Fix Our Infrastructure: Put Millions of Americans Back to Work

This past summer, as the two presidential campaigns slogged through a veritable swamp of dangerous and important issues – including the poisonous coronavirus, our fast-sinking economy and the deep and tangled roots of race relations in America - a word was lost.
The word was "infrastructure."
 
As recently as July that word was still a part of President Trump's and Joe Biden's respective vocabularies. Fixing and modernizing America's long neglected and fast-decaying roads, bridges, dams, airports, rail lines, drinking and waste water plants, and providing more funding for educational facilities and broadband systems were among the few things the two parties agreed on. Promises were made, by both sides, to spend billions, if not trillions of dollars on construction projects that would last ten years or more, and create millions of decent-paying jobs.
 
In the face of the relentless pandemic, the White House and the Biden campaign, rightfully and understandably, put solving the nation's infrastructure crisis on the political back burner. But doing something about our nation's crumbling infrastructure (including an unprecedented number of cracking dams and rickety bridges, and endless miles of bone-bumping local and interstate highways in Missouri and Kansas) cannot remain on the back burner for long without causing more deaths and injuries, and losses to our local economies.
 
No matter which candidate emerges from the campaign swamp in November, it is our collective responsibility to push the President, governors and legislators to give more than lip service to rebuilding America's aging infrastructure.
 
Missouri and Kansas, alone, have thousands of bridges and dams and many thousands of miles of highways in need of significant repairs and safety upgrades.

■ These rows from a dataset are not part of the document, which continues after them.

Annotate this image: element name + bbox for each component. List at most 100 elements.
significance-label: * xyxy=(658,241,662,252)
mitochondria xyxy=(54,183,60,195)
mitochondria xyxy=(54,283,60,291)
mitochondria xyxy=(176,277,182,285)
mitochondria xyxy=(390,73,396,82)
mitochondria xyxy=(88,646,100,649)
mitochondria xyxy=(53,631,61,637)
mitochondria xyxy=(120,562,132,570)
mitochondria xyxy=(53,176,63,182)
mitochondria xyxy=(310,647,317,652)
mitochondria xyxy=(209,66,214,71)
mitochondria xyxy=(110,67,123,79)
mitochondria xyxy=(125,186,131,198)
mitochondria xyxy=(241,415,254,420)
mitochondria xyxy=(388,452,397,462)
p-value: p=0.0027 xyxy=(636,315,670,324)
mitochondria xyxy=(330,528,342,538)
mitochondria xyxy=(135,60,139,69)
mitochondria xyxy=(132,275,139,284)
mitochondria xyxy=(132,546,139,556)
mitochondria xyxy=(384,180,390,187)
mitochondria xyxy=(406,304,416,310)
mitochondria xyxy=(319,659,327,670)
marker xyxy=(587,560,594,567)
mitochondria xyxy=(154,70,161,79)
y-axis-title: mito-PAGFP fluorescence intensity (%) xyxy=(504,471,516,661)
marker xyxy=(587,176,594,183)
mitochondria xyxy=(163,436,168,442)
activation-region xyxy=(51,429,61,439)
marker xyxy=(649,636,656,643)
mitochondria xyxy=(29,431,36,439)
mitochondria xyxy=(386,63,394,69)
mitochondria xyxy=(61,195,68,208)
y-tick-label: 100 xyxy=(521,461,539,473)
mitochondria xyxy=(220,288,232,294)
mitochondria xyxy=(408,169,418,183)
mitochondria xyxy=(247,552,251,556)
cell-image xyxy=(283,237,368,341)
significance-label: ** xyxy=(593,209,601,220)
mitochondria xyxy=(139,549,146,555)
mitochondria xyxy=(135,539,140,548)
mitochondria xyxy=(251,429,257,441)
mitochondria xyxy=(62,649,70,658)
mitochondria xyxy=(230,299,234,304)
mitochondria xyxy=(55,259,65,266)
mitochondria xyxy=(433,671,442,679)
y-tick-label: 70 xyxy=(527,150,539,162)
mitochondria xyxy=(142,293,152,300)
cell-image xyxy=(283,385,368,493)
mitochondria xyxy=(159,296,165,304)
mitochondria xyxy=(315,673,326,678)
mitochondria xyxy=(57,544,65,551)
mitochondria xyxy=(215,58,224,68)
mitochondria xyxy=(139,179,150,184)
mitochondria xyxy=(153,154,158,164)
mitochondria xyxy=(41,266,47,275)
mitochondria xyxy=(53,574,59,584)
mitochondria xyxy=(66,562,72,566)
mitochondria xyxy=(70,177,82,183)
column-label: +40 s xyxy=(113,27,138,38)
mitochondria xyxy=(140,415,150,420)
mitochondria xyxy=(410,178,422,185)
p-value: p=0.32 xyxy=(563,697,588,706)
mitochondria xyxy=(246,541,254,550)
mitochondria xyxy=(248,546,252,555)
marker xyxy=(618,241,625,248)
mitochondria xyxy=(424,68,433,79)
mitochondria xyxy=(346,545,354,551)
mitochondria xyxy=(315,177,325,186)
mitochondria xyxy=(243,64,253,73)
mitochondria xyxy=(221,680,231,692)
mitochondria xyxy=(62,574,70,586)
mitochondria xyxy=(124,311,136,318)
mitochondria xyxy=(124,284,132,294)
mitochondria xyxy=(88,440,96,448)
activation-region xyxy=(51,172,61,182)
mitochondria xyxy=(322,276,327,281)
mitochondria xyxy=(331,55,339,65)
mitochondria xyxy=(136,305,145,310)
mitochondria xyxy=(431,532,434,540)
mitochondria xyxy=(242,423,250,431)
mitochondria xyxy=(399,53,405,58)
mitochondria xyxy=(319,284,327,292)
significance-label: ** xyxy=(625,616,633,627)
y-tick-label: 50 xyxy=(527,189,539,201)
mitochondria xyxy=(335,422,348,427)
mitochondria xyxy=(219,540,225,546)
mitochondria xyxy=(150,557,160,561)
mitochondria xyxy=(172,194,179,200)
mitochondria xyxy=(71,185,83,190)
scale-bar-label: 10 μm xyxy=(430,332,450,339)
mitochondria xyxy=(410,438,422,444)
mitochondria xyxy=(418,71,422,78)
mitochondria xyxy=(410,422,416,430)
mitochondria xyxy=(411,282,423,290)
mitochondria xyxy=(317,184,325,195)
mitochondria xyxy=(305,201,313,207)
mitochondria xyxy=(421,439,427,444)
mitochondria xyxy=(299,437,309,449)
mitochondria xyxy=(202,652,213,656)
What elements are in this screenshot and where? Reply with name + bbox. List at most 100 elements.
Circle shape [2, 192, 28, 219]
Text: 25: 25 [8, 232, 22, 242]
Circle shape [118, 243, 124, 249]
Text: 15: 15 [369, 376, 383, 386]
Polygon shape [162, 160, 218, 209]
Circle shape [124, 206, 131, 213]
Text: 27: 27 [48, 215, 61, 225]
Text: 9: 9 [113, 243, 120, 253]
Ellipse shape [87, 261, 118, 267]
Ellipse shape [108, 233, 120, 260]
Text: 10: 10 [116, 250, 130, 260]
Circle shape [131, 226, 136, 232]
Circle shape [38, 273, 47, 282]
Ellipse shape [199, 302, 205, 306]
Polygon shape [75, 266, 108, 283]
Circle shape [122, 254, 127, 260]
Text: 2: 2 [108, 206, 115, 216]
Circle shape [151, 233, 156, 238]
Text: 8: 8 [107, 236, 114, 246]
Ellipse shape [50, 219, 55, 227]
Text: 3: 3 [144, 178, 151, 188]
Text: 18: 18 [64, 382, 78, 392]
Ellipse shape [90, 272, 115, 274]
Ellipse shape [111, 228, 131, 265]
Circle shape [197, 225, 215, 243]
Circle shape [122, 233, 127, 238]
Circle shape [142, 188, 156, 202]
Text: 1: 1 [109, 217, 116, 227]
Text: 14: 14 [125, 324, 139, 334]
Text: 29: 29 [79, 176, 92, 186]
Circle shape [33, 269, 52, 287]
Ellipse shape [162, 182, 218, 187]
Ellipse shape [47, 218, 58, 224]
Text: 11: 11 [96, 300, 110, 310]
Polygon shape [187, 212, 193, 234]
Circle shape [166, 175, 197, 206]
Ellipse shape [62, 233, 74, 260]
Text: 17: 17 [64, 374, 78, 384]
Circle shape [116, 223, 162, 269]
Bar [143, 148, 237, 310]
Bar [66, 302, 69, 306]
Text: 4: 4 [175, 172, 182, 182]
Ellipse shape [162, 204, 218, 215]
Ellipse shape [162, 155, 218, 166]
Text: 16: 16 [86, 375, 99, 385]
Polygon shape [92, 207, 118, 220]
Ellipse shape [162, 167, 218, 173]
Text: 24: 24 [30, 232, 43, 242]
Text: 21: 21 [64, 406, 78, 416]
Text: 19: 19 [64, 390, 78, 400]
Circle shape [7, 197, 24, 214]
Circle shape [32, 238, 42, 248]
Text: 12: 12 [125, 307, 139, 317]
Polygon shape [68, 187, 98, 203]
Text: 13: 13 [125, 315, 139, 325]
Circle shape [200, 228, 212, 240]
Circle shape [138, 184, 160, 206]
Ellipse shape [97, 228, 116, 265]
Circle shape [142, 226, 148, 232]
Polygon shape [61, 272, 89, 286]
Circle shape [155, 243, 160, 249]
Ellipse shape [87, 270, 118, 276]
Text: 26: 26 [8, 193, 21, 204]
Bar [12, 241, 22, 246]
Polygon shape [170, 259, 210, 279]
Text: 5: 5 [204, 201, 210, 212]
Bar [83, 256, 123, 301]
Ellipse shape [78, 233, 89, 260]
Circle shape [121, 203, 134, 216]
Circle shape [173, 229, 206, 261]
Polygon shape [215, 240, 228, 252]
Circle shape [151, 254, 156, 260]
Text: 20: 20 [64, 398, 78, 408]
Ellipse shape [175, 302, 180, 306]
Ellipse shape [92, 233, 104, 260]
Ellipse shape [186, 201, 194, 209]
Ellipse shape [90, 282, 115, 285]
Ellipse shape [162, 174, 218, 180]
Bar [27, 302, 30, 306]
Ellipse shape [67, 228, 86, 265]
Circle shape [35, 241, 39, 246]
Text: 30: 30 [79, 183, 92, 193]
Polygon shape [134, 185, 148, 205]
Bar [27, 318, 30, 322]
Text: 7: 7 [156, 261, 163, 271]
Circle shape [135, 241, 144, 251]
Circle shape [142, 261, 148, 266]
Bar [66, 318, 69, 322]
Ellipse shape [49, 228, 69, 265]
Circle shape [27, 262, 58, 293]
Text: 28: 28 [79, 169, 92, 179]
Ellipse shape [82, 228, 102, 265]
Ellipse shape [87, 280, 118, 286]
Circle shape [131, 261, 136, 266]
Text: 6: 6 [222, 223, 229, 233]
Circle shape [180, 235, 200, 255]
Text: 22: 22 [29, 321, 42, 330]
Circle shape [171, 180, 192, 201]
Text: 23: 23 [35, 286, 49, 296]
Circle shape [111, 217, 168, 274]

The interstate highways we must navigate – think I-70, I-44 – are frighteningly congested and dangerously out of date.
 
Well-planned and well-bid construction projects to upgrade our states' and our nation's critical infrastructure can, like the WPA (Works Progress Administration) projects that helped America find its way out of the Great Depression, put millions of American's back to work, and teach a new generation new and practical skills they can use for a lifetime.
 
More and more young people, particularly those of color, are coming out of universities and community colleges with white collar-oriented degrees, and not finding the good paying jobs they feel they have earned. More and ongoing federal and state funding for vocational training programs to prepare them for rewarding jobs and careers with middle class wages in construction only makes sense.
 
The Heavy Constructors Association's motto is "Making it Better." A long-overdue overhaul of our nation's infrastructure as a historic economic stimulus measure would go a long way to make life better for everyone.
 
 
Bridgette Williams is the Executive Director of the Heavy Constructors Association of Greater Kansas City, which works with local, state and federal officials to encourage safety studies and advocate for much-needed – and too often dangerously overdue – improvements to our aging public infrastructure.